"What is the question for your Sabbatical?" I was asked in one of my first conversations with someone connected to campus ministry in the Netherlands. I mostly knew the answer: I wanted to pay attention to how God works, and grow in the spiritual practice of actively waiting on God. But that wasn't what I wanted to focus on in this conversation: I had come wanting to know more about how this pastor’s particular church denomination approached campus ministry, so I could judge them against my own. Instead, I felt judged: I stumbled to express myself well in Dutch; I was pushed on why we haven't focused more on student well-being; and wasn't my understanding of God too small?
The primary project of my Sabbatical was to visit different campus ministries to be inspired and gain new ideas. But I think I also went with the assumption that I would come back with wisdom (that I would be asked to share) and the reassurance that how we were doing things here is good (and even better than there). The preliminary research I did seemed to confirm my feelings of superiority. I discovered that almost all of the church denominations had decreased or limited the funds for campus ministry, and few of the current campus ministers had been there long enough to live through the changes that the pandemic brought to ministry.
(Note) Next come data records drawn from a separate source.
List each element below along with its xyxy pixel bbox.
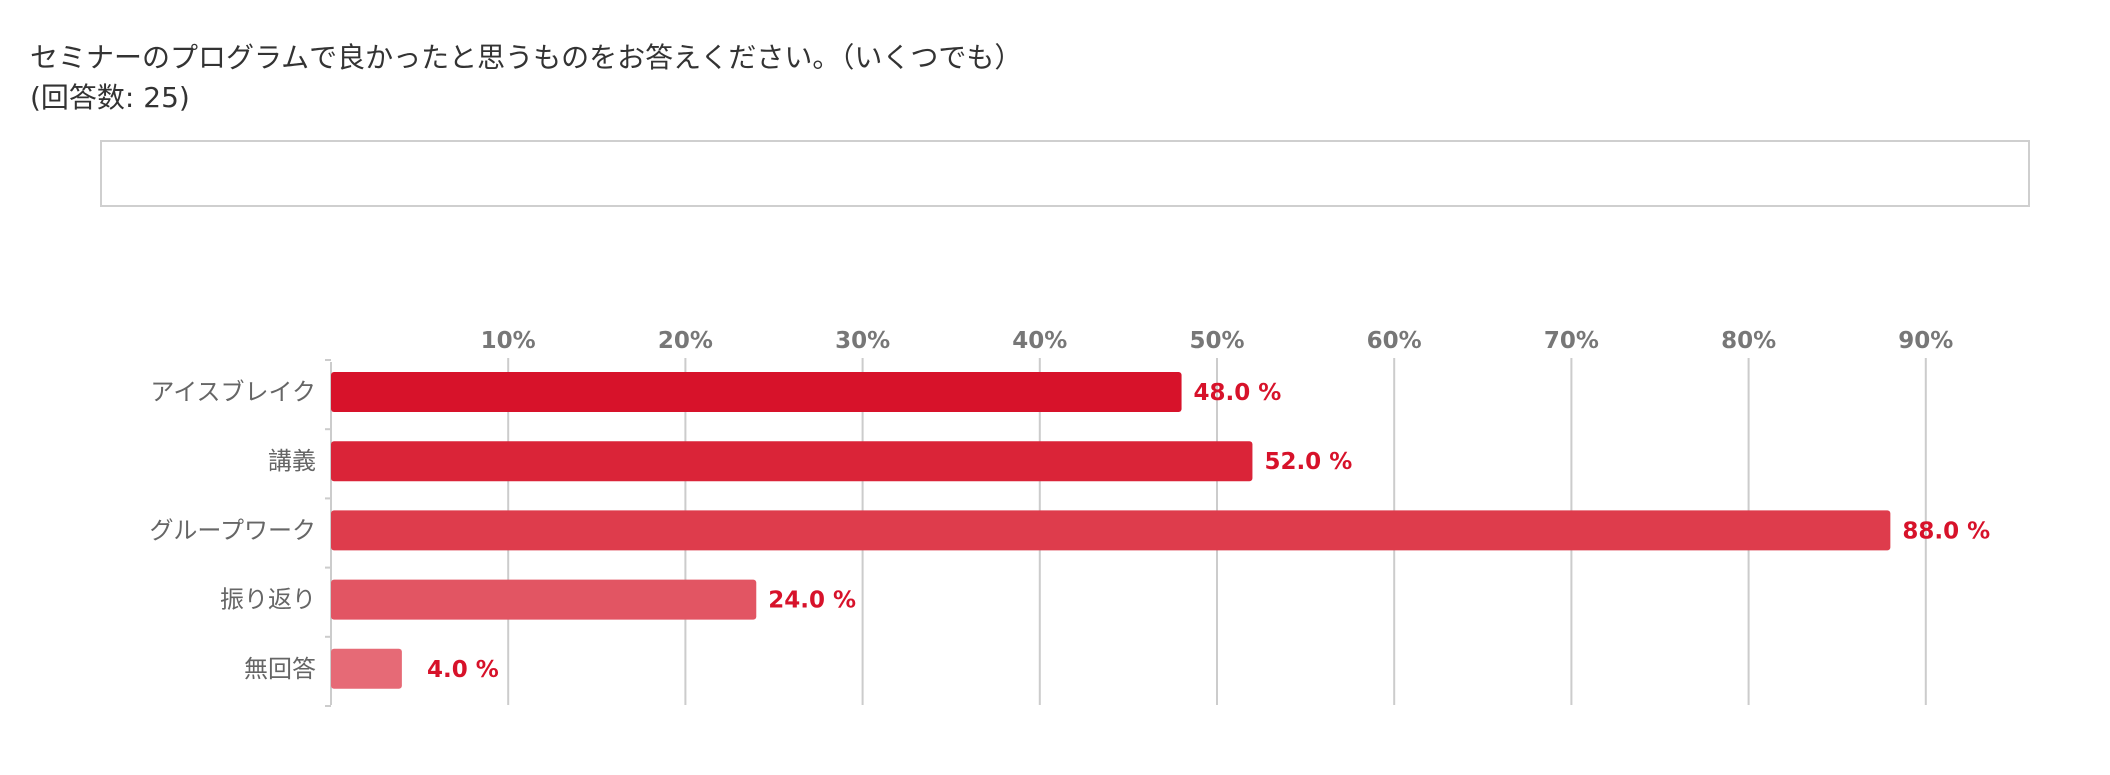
empty-box: [100, 140, 2030, 207]
bar: [331, 579, 757, 620]
answer-count: (回答数: 25): [30, 81, 190, 114]
bar: [331, 510, 1891, 551]
value-label: 24.0 %: [768, 588, 856, 614]
question-text: セミナーのプログラムで良かったと思うものをお答えください。（いくつでも）: [30, 41, 1023, 74]
x-tick-label: 40%: [1012, 328, 1067, 354]
x-tick-label: 80%: [1721, 328, 1776, 354]
category-label: 講義: [268, 447, 316, 475]
x-tick-label: 50%: [1189, 328, 1244, 354]
category-label: アイスブレイク: [150, 378, 316, 406]
x-tick-label: 60%: [1367, 328, 1422, 354]
bar: [331, 441, 1253, 482]
category-label: 無回答: [244, 655, 316, 683]
x-tick-label: 90%: [1898, 328, 1953, 354]
x-tick-label: 10%: [481, 328, 536, 354]
category-label: 振り返り: [220, 586, 316, 614]
bar: [331, 648, 402, 689]
x-tick-label: 20%: [658, 328, 713, 354]
category-label: グループワーク: [149, 516, 316, 544]
x-tick-label: 70%: [1544, 328, 1599, 354]
value-label: 4.0 %: [427, 657, 499, 683]
value-label: 48.0 %: [1194, 380, 1282, 406]
x-tick-label: 30%: [835, 328, 890, 354]
bar: [331, 372, 1182, 412]
value-label: 88.0 %: [1902, 518, 1990, 544]
value-label: 52.0 %: [1264, 449, 1352, 475]
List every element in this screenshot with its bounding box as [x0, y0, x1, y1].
When I looked through the websites from ministries, few of them mentioned God or even Christianity, and many pastors were life-coaches or another generic term.
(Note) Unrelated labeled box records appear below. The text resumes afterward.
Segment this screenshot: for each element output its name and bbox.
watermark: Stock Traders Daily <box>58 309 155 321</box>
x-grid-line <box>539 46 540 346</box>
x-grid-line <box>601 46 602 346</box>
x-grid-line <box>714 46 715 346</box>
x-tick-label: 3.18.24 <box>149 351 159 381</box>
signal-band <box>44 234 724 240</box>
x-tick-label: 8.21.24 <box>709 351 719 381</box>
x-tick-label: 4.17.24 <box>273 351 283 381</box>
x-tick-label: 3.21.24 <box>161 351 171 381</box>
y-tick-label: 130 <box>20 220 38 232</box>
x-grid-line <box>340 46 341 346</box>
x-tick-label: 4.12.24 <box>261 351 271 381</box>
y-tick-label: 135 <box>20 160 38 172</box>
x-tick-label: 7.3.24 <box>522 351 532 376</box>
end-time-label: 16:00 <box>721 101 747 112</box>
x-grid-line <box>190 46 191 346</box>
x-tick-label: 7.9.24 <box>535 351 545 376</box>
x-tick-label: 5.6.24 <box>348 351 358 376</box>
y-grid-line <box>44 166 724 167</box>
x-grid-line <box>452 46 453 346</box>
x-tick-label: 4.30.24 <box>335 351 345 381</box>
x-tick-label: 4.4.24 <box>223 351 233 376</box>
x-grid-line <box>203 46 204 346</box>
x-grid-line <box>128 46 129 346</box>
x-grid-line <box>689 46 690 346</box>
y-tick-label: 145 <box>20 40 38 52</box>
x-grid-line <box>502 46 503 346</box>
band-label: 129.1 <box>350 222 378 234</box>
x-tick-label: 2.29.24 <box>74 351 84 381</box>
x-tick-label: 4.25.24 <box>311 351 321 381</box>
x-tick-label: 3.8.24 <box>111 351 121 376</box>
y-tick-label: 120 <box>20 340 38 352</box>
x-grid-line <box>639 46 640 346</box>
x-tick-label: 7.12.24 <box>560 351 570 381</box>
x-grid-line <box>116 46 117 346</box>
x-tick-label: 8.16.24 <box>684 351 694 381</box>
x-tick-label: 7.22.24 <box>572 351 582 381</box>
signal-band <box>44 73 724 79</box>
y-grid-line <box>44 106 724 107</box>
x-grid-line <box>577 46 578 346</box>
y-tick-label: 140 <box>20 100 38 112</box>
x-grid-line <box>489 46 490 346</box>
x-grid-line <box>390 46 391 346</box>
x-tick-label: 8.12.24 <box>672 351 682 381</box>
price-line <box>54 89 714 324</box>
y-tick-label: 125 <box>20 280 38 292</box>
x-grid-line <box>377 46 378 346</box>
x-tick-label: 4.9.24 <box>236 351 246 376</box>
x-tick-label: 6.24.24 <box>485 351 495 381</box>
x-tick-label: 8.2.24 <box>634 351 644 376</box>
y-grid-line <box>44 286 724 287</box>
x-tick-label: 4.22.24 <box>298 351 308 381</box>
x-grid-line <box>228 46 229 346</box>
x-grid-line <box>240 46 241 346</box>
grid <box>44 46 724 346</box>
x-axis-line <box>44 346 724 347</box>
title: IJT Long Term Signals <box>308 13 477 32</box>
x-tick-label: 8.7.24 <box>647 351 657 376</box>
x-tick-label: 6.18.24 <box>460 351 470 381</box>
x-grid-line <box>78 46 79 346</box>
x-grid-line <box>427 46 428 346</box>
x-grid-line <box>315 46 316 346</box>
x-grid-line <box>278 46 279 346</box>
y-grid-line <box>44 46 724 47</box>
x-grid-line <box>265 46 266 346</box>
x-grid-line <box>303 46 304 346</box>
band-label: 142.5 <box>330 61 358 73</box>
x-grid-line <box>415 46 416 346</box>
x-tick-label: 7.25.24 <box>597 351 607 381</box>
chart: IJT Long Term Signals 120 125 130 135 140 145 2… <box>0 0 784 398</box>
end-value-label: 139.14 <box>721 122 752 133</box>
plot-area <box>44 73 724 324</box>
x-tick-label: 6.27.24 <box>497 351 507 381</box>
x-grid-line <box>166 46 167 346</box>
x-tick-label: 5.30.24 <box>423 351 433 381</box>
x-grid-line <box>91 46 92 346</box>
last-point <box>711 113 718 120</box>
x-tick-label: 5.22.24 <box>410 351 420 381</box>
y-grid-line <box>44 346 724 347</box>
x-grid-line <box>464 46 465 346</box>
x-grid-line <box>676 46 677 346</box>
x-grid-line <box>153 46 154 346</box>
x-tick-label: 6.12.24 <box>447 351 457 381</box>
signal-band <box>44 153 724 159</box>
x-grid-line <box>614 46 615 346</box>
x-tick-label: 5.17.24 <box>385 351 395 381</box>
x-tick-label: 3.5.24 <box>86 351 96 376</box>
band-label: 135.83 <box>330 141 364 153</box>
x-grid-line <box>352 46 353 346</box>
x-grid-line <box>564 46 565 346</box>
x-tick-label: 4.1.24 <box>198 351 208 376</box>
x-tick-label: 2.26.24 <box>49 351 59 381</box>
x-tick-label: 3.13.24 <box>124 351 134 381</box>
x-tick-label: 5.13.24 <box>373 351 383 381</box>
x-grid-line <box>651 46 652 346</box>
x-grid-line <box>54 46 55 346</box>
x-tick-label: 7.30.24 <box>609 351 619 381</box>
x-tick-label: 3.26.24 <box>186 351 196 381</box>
And then I started sending out emails to different campus ministers, asking if I could stop by to meet them and hear more about their ministries. My emails were met with affirmation and curiosity. They welcomed my questions and were curious about my own ministry and what I was learning with this project. The gracious hospitality humbled me, and the conversations shifted from my completing an agenda that was based on knowledge and affirmation of what I had been doing, to being open to what the Spirit might teach me. How could I not shift perspective once I shared with others the joyous delight of recognizing a partner in ministry, something I treasured from my connections with other Christian (and) Reformed campus ministries and at my local campus?
Campus ministry is complex and exciting, and it was a joy to feel welcomed by and able to affirm others who share in this calling to serve God in this way. Who else but a campus minister could fully understand what it is like to need to constantly try new things, some of which will inevitably fail? Or who would recognize how hard it can be to trust in God working when many of our interactions with students are brief, mere stepping stones on a faith journey which we might never get to see?